In 2010 former German bank executive Thilo Sarrazin’s scandalous bestseller Germany does away with itself (Deutschland schafft sich ab)
attacked Turkish immigration in Germany, although it has been followed
up by a contra-book from writers of multicultural backgrounds, Manifesto of the Many. Germany and Britain’s leaders expressed their disbelief in multiculturalism. French president Nicolas Sarkozy was expelling Europeans in the form of Roma immigrants in a country where his arrival instilled the 2007 inauguration of the French ministry of immigration and national identity. Across the EU, Hungary’s elections culminated in a sweeping majority for the radical right wing. In an article published in the New York Review of Books Turkish writer Orhan Pamuk
condemns these tendencies. He accredits them partially to Europe’s lack
of experience in comparison to Americans, ‘when it comes to living with
those whose religion, skin color or cultural identity are different
from their own’.
This gap is being filled in Europe though, with the international erasmus student network (ESN), which has turned student exchange into a widespread norm all over Europe. ESN currently tends to 150,000 students across 34 European countries. Since its second year of existence it has enjoyed an average annual growth rate of 12.3%. Founded four years after the Schengen agreement in 1985, ESN has become the easiest way for young Europeans to spend time abroad. German-Dutch history PhD student Tobias Temming studied in Amsterdam and Granada.
‘I could have chosen to finish my studies at 25 and then work,’
explains Tobias. ‘I don’t know what better investment you could do with
your life than learning another language and living for a year in a
foreign country.’ With nationalists turning to the ‘protection of
Europe’ rather than the ‘protection of the homeland’, it is fair to say
that the erasmus generation is the face of future Europe. ‘Precisely
because the world is their oyster, they feel a stronger sense of
attachment to Europe than they might have had had they not left Europe,’
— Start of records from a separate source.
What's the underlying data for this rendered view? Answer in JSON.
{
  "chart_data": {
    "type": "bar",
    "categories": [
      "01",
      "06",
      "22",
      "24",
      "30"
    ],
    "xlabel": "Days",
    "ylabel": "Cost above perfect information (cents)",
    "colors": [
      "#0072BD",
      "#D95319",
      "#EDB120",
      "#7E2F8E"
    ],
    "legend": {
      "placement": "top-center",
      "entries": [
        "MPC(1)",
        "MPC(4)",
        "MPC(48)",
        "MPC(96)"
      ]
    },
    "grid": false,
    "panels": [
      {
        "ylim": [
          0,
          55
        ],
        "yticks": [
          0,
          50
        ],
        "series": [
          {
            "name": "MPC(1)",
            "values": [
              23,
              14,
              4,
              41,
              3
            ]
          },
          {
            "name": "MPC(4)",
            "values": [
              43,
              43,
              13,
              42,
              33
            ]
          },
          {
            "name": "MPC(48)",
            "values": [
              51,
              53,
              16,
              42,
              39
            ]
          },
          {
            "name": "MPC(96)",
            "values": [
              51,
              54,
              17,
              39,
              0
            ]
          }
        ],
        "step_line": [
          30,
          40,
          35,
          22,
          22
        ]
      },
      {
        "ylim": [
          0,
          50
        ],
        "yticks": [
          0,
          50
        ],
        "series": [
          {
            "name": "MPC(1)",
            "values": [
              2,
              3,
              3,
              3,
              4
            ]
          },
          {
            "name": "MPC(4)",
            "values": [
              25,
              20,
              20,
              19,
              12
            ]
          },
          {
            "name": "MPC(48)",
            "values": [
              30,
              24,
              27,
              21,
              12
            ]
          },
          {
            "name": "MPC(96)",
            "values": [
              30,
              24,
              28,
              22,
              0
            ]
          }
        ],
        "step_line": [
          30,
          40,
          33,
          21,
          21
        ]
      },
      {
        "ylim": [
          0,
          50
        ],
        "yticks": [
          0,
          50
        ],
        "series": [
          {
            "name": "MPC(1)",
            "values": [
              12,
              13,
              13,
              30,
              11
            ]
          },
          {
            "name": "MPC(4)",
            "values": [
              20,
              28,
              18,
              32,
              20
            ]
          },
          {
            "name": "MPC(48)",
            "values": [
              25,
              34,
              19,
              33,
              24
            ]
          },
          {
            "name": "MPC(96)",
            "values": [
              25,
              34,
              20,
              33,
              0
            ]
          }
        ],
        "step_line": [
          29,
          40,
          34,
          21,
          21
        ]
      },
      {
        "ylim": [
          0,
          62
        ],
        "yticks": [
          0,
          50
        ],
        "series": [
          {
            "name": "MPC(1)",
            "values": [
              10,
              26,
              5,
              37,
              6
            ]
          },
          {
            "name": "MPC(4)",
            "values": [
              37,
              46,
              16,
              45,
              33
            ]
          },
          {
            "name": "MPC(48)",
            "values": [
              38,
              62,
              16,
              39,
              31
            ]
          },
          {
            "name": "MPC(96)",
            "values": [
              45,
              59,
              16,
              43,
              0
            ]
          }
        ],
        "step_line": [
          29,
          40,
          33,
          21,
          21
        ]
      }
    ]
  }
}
explains Till van Rahden, Canada
research chair in German and European studies at the university of
Montreal. ‘Bracketing all the internal European differences, one doesn’t
quite realise what’s specific and unique about Europe across national
boundaries and as a political project, until one has lived outside of
Europe.’ As for Tobias, the investment grew – the second erasmus turned
into an internship at the German embassy in Lima, where he met his
Peruvian wife. As he puts it, the mentality differences between them are
not strictly ‘German’ and ‘Peruvian’ - rather ‘European’ and ‘Latin’.